Oposisi Cerdas | Lembaga Pengawasan dan Pengawalan Penegakan Hukum Indonesia (LP3HI) mengajukan gugatan praperadilan terhadap Kejaksaan Negeri (Kejari) Surakarta atau Solo. Gugatan tersebut berkaitan dengan penanganan laporan dugaan penyalahgunaan wewenang dalam pemasangan baliho ulang tahun Presiden ke-7 RI Joko Widodo (Jokowi).
Gugatan itu telah terdaftar di Pengadilan Negeri (PN) Solo dengan nomor perkara 9/Pid.Pra/2026/PN Skt. Perkara tersebut didaftarkan pada 12 Agustus 2026 dengan klasifikasi penundaan terhadap penanganan perkara tanpa alasan sah.
LP3HI menjadi pihak pemohon dalam gugatan tersebut. Permohonan diajukan oleh Arif Sahudi selaku kuasa pemohon dengan Kejari Surakarta sebagai pihak termohon.
Sebelumnya, Wali Kota Solo Respati Ardi dilaporkan ke Kejari Solo terkait dugaan korupsi dan penyalahgunaan wewenang. Laporan tersebut berkaitan dengan pemasangan baliho ucapan selamat ulang tahun ke-65 untuk Jokowi pada Jumat (3/7/2026).
Laporan dibuat Budi Kuswanto dan Tri Sapto yang mengatasnamakan elemen masyarakat Kota Solo. Keduanya didampingi kuasa hukum dari LBH Mega Bintang, Muhammad Arnas.
Kejari Solo kemudian melakukan pendalaman terhadap laporan tersebut. Hingga kini, pihak kejaksaan disebut belum memanggil pihak mana pun terkait laporan tersebut.
Kondisi itu kemudian menjadi alasan LP3HI mengajukan gugatan praperadilan. Arif mengatakan gugatan tersebut bertujuan mengawal sekaligus memastikan perkembangan laporan yang telah disampaikan kepada Kejari Solo.

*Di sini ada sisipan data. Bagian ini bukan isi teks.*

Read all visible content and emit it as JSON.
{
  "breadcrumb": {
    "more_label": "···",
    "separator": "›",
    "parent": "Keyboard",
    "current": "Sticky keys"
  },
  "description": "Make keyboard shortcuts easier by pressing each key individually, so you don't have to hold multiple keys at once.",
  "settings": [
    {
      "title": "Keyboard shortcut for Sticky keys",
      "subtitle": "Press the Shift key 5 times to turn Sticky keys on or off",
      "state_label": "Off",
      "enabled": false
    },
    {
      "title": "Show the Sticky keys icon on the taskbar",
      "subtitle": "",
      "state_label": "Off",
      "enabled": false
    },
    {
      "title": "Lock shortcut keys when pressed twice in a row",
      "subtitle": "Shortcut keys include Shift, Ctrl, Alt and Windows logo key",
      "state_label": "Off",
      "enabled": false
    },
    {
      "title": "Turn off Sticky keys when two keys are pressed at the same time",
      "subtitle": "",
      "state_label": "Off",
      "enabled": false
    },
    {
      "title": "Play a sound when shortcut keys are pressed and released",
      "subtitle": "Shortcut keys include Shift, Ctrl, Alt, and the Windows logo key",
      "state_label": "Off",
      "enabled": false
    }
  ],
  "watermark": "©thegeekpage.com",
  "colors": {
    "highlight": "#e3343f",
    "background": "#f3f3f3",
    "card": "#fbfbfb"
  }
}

“Gugatan ini dimaksudkan untuk mengawal perkara itu, untuk melihat atau mengukur kepastiannya. Seperti apa kelanjutannya. Hanya itu,” ujar Arif di Solo, Jawa Tengah, Kamis (13/8/2026).
LP3HI juga menyoroti kemungkinan penggunaan APBD dalam pemasangan baliho tersebut. Menurut Arif, masyarakat akan menjadi pihak yang dirugikan apabila pemasangan baliho benar menggunakan uang negara.
“Kita dari LSM yang mewakili korban dalam tanda petik, korban itu kan rakyat, jika itu benar menggunakan APBD maka akan menggunakan uang rakyat maka kita ingin tahu kepastiannya seperti apa,” terangnya.
Arif menegaskan gugatan tersebut bukan untuk menentukan pihak yang bersalah. LP3HI ingin memperoleh kepastian mengenai tindak lanjut laporan dugaan korupsi dan penyalahgunaan wewenang tersebut.
“Ini tujuannya untuk, satu, memastikan atas laporan itu sebenarnya bagaimana tindak lanjutnya. Agar masyarakat yang sudah tahu ada laporan itu menjadi jelas,” ungkapnya.
Ia juga meminta kejelasan mengenai sumber dana yang digunakan untuk memasang baliho tersebut. Menurutnya, penggunaan APBD harus ditindaklanjuti apabila terbukti merugikan keuangan daerah.
“Ini sebenarnya pakai duit rakyat atau enggak. Kalau duit rakyat, berarti merugikan ya harus ditindaklanjuti secara hukum,” kata dia.
LP3HI berharap Kejari Solo memberikan penjelasan mengenai perkembangan laporan tersebut. Arif menyebut hingga saat ini belum ada informasi terbaru dari pihak kejaksaan.
“Harapan saya nanti Kejaksaan bisa menjawab secara detail. Sejauh ini belum ada perkembangan dari Kejaksaan (Solo),” katanya.
Sidang perdana gugatan praperadilan itu dijadwalkan berlangsung di Ruang Soerjadi PN Solo pada Rabu (26/8/2026). Arif memastikan jadwal tersebut telah ditetapkan setelah gugatan didaftarkan.